El texto como objeto ritual


En Mumbai, una sorpresiva lectora india, poeta de Gujarat que había vivido en Nepal, me dijo, "Leo sus libros de Mogador con frecuencia (me acompañan) y pienso en ellos en su conjunto como un objeto ritual: relatos y poemas que ayudan a pensar y a vivir; están entretejidos formando un Mandala."
Y añade, "La definición de un Mandala es esa: objetos que son bellos, imágenes codificadas que ayudan a pensar y a vivir. Y que se convierten en parte de un ritual íntimo."
El comentario de entrada me produce extrañeza. Ninguna intención esotérica anima mi proyecto. Sin embargo, la definición que ella da del objeto ritual me parece muy material: un objeto codificado que ayuda a pensar. Y, si hay suerte, ayuda a vivir.
Sin duda hay en mi ciclo de Mogador una deliberada investigación sobre el deseo y en ese sentido pretenden presentar, contar situaciones impregnadas de una implícita reflexión sobre el deseo. Pero su método es la poesía: la imagen formalmente asombrosa. Y en cierto sentido ritual: el ritual de aparición del momento poético: la epifanía, la revelación poética (como traté de explicarla en mis libro de ensayos Con la literatura en el cuerpo y Cuatro escritores rituales.
Al día siguiente fuimos al Museo de Mumbai y me mostró un tipo de mandala que se adapta en todo a la estructura de mis libros que antes he dibujado como una espiral de círculos concéntricos, con una búsqueda obstinada (casi erótico-mística) del deseo animando el recorrido. Incluso es un Mandala cuya estructura se basa nueve niveles narrativos.
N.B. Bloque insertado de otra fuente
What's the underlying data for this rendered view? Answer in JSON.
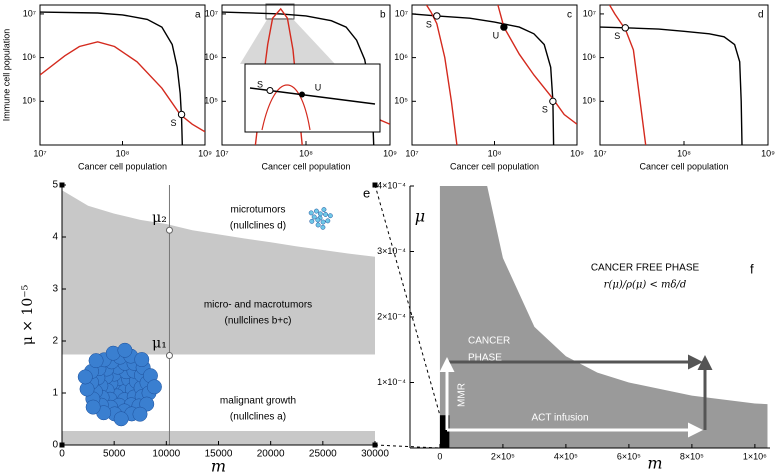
{
  "chart_data": [
    {
      "type": "line",
      "label": "a",
      "xlabel": "Cancer cell population",
      "ylabel": "Immune cell population",
      "xscale": "log",
      "yscale": "log",
      "xlim": [
        10000000,
        1000000000
      ],
      "ylim": [
        10000,
        16000000
      ],
      "xticks": [
        {
          "value": 10000000,
          "label": "10⁷"
        },
        {
          "value": 100000000,
          "label": "10⁸"
        },
        {
          "value": 1000000000,
          "label": "10⁹"
        }
      ],
      "yticks": [
        {
          "value": 100000,
          "label": "10⁵"
        },
        {
          "value": 1000000,
          "label": "10⁶"
        },
        {
          "value": 10000000,
          "label": "10⁷"
        }
      ],
      "series": [
        {
          "color": "#000000",
          "x": [
            10000000,
            50000000,
            100000000,
            200000000,
            300000000,
            400000000,
            460000000,
            500000000,
            520000000,
            530000000
          ],
          "values": [
            11000000,
            10500000,
            9500000,
            7500000,
            5000000,
            2000000,
            600000,
            150000,
            40000,
            10000
          ]
        },
        {
          "color": "#d42a1e",
          "x": [
            10000000,
            20000000,
            30000000,
            50000000,
            80000000,
            150000000,
            300000000,
            500000000,
            700000000,
            1000000000
          ],
          "values": [
            400000,
            1100000,
            1800000,
            2300000,
            1800000,
            800000,
            200000,
            50000,
            30000,
            20000
          ]
        }
      ],
      "points": [
        {
          "label": "S",
          "x": 520000000,
          "y": 50000,
          "filled": false
        }
      ]
    },
    {
      "type": "line",
      "label": "b",
      "xlabel": "Cancer cell population",
      "xscale": "log",
      "yscale": "log",
      "xlim": [
        10000000,
        1000000000
      ],
      "ylim": [
        10000,
        16000000
      ],
      "xticks": [
        {
          "value": 10000000,
          "label": "10⁷"
        },
        {
          "value": 100000000,
          "label": "10⁸"
        },
        {
          "value": 1000000000,
          "label": "10⁹"
        }
      ],
      "yticks": [
        {
          "value": 100000,
          "label": "10⁵"
        },
        {
          "value": 1000000,
          "label": "10⁶"
        },
        {
          "value": 10000000,
          "label": "10⁷"
        }
      ],
      "series": [
        {
          "color": "#000000",
          "x": [
            10000000,
            50000000,
            100000000,
            200000000,
            300000000,
            400000000,
            500000000,
            580000000,
            620000000,
            640000000
          ],
          "values": [
            11000000,
            10000000,
            9000000,
            7000000,
            5000000,
            2500000,
            900000,
            200000,
            50000,
            10000
          ]
        },
        {
          "color": "#d42a1e",
          "x": [
            25000000,
            30000000,
            35000000,
            40000000,
            50000000,
            60000000,
            70000000,
            90000000,
            null,
            200000000,
            300000000,
            500000000,
            700000000,
            1000000000
          ],
          "values": [
            10000,
            200000,
            2000000,
            8000000,
            13000000,
            8000000,
            1500000,
            10000,
            null,
            200000,
            120000,
            60000,
            40000,
            30000
          ]
        }
      ],
      "points": [
        {
          "label": "S",
          "x": 600000000,
          "y": 55000,
          "filled": false
        }
      ],
      "inset": {
        "labels": [
          "S",
          "U"
        ]
      }
    },
    {
      "type": "line",
      "label": "c",
      "xlabel": "Cancer cell population",
      "xscale": "log",
      "yscale": "log",
      "xlim": [
        10000000,
        1000000000
      ],
      "ylim": [
        10000,
        16000000
      ],
      "xticks": [
        {
          "value": 10000000,
          "label": "10⁷"
        },
        {
          "value": 100000000,
          "label": "10⁸"
        },
        {
          "value": 1000000000,
          "label": "10⁹"
        }
      ],
      "yticks": [
        {
          "value": 100000,
          "label": "10⁵"
        },
        {
          "value": 1000000,
          "label": "10⁶"
        },
        {
          "value": 10000000,
          "label": "10⁷"
        }
      ],
      "series": [
        {
          "color": "#000000",
          "x": [
            10000000,
            20000000,
            50000000,
            100000000,
            200000000,
            300000000,
            400000000,
            480000000,
            510000000,
            520000000
          ],
          "values": [
            10000000,
            9000000,
            8000000,
            6500000,
            5000000,
            3500000,
            2000000,
            600000,
            100000,
            10000
          ]
        },
        {
          "color": "#d42a1e",
          "x": [
            15000000,
            17000000,
            20000000,
            25000000,
            30000000,
            35000000,
            null,
            110000000,
            130000000,
            200000000,
            300000000,
            500000000,
            700000000,
            1000000000
          ],
          "values": [
            16000000,
            11000000,
            6000000,
            1000000,
            100000,
            10000,
            null,
            16000000,
            5000000,
            1200000,
            400000,
            120000,
            50000,
            30000
          ]
        }
      ],
      "points": [
        {
          "label": "S",
          "x": 20000000,
          "y": 9000000,
          "filled": false
        },
        {
          "label": "U",
          "x": 130000000,
          "y": 5000000,
          "filled": true
        },
        {
          "label": "S",
          "x": 510000000,
          "y": 100000,
          "filled": false
        }
      ]
    },
    {
      "type": "line",
      "label": "d",
      "xlabel": "Cancer cell population",
      "xscale": "log",
      "yscale": "log",
      "xlim": [
        10000000,
        1000000000
      ],
      "ylim": [
        10000,
        16000000
      ],
      "xticks": [
        {
          "value": 10000000,
          "label": "10⁷"
        },
        {
          "value": 100000000,
          "label": "10⁸"
        },
        {
          "value": 1000000000,
          "label": "10⁹"
        }
      ],
      "yticks": [
        {
          "value": 100000,
          "label": "10⁵"
        },
        {
          "value": 1000000,
          "label": "10⁶"
        },
        {
          "value": 10000000,
          "label": "10⁷"
        }
      ],
      "series": [
        {
          "color": "#000000",
          "x": [
            10000000,
            20000000,
            50000000,
            100000000,
            200000000,
            300000000,
            400000000,
            460000000,
            480000000,
            490000000
          ],
          "values": [
            5000000,
            4800000,
            4500000,
            4000000,
            3500000,
            3000000,
            2000000,
            800000,
            100000,
            10000
          ]
        },
        {
          "color": "#d42a1e",
          "x": [
            13000000,
            15000000,
            18000000,
            20000000,
            25000000,
            30000000,
            35000000
          ],
          "values": [
            16000000,
            10000000,
            6000000,
            4500000,
            1500000,
            100000,
            10000
          ]
        }
      ],
      "points": [
        {
          "label": "S",
          "x": 20000000,
          "y": 4800000,
          "filled": false
        }
      ]
    },
    {
      "type": "area",
      "label": "e",
      "xlabel": "m",
      "ylabel": "μ × 10⁻⁵",
      "color": "#c8c8c8",
      "xlim": [
        0,
        30000
      ],
      "ylim": [
        0,
        5
      ],
      "xticks": [
        0,
        5000,
        10000,
        15000,
        20000,
        25000,
        30000
      ],
      "yticks": [
        0,
        1,
        2,
        3,
        4,
        5
      ],
      "x": [
        0,
        2500,
        5000,
        7500,
        10000,
        12500,
        15000,
        17500,
        20000,
        22500,
        25000,
        27500,
        30000
      ],
      "series": [
        {
          "values": [
            4.9,
            4.6,
            4.45,
            4.33,
            4.25,
            4.13,
            4.05,
            3.97,
            3.9,
            3.82,
            3.75,
            3.68,
            3.62
          ]
        },
        {
          "values": [
            1.74,
            1.74,
            1.74,
            1.74,
            1.74,
            1.74,
            1.74,
            1.74,
            1.74,
            1.74,
            1.74,
            1.74,
            1.74
          ]
        },
        {
          "values": [
            0.27,
            0.27,
            0.27,
            0.27,
            0.27,
            0.27,
            0.27,
            0.27,
            0.27,
            0.27,
            0.27,
            0.27,
            0.27
          ]
        }
      ],
      "vline": 10300,
      "points": [
        {
          "label": "μ₂",
          "x": 10300,
          "y": 4.13
        },
        {
          "label": "μ₁",
          "x": 10300,
          "y": 1.72
        }
      ],
      "annotations": [
        "microtumors",
        "(nullclines d)",
        "micro- and macrotumors",
        "(nullclines b+c)",
        "malignant growth",
        "(nullclines a)"
      ]
    },
    {
      "type": "area",
      "label": "f",
      "xlabel": "m",
      "ylabel": "μ",
      "color": "#9a9a9a",
      "xlim": [
        -95000,
        1048000
      ],
      "ylim": [
        0,
        0.0004
      ],
      "xticks": [
        0,
        {
          "value": 200000,
          "label": "2×10⁵"
        },
        {
          "value": 400000,
          "label": "4×10⁵"
        },
        {
          "value": 600000,
          "label": "6×10⁵"
        },
        {
          "value": 800000,
          "label": "8×10⁵"
        },
        {
          "value": 1000000,
          "label": "1×10⁶"
        }
      ],
      "yticks": [
        {
          "value": 0.0001,
          "label": "1×10⁻⁴"
        },
        {
          "value": 0.0002,
          "label": "2×10⁻⁴"
        },
        {
          "value": 0.0003,
          "label": "3×10⁻⁴"
        },
        {
          "value": 0.0004,
          "label": "4×10⁻⁴"
        }
      ],
      "x": [
        150000,
        200000,
        300000,
        400000,
        500000,
        600000,
        800000,
        1000000,
        1040000
      ],
      "values": [
        0.0004,
        0.00029,
        0.000185,
        0.00014,
        0.000115,
        0.0001,
        8e-05,
        6.8e-05,
        6.7e-05
      ],
      "region": {
        "x": [
          0,
          30000
        ],
        "y": [
          0,
          5e-05
        ]
      },
      "annotations": [
        "CANCER",
        "PHASE",
        "CANCER FREE PHASE",
        "r(μ)/ρ(μ) < mδ/d",
        "MMR",
        "ACT infusion"
      ]
    }
  ]
}
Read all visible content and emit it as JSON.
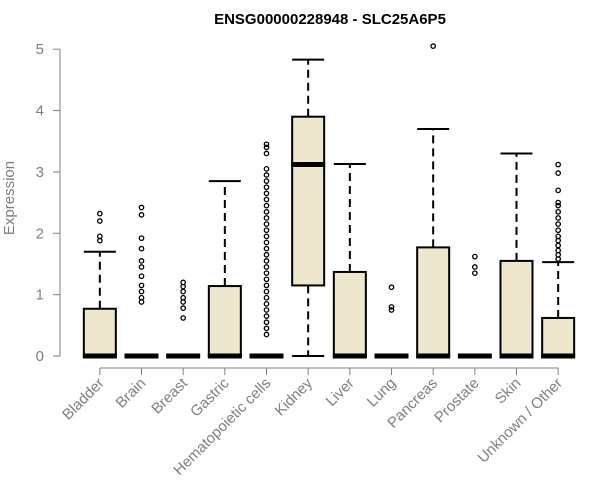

Y en este mandala también, como en mi descripción del ciclo, la unión entre cada círculo concéntrico es el narrador, convertido en personaje del círculo más amplio que va envolviendo a los anteriores. El último círculo está afuera del dibujo y es el de mi ojo mirando el conjunto, o el ojo de cualquiera que se detenga ante el objeto y, simplemente, lo considere.
La dimensión de objeto que acompaña en la vida a alguien que lo lee y lo considera cercano está muy cerca algunos comentarios de lectores, y sobre todo lectoras de los libros de Mogador. Ayer mismo recibo un maravilloso comentario de una lectora, una poeta sin duda, diciendo: "Fue un día de Septiembre, el que me hizo "arribar" a uno de tus libros -el primero, para mí-.
Desde entonces, un solsticio y un equinoccio, me sumerjo en tu prosa. Afinidades electivas, mareas compartidas.He dejado que tus palabras, tus libros, entren a formar parte de mi vida.En mis viajes, he convertido tus libros en mis favoritos, transformando esas historias según los idiomas en que las leo. Lentamente, ya son parte de mi. Como el agua. Como el mar, en el que nado cada día." ¿Es eso un Mandala en el sentido que lo explica esa otra sorpresiva lectora de la India? En ambos casos, esa dimensión que adquieren los libros en la vida de quien los lee es un regalo inusitado para el escritor. Un don del que no se debe sentir merecedor sino receptor agradecido. Al escritor corresponde escuchar, sí, agradecer, también; pero sobre todo ocuparse en hacer cada vez mejor el dibujo de su mandala: una mejor obra de arte que, si sigue teniendo la suerte de encontrar lectoras así, será un mejor objeto para pensar la vida y vivirla intensamente. Y esta novela del fuego será para mí el entorno que completará mi mandala.
Gracias, nueve veces nueve, a ambas lectoras mandálicas.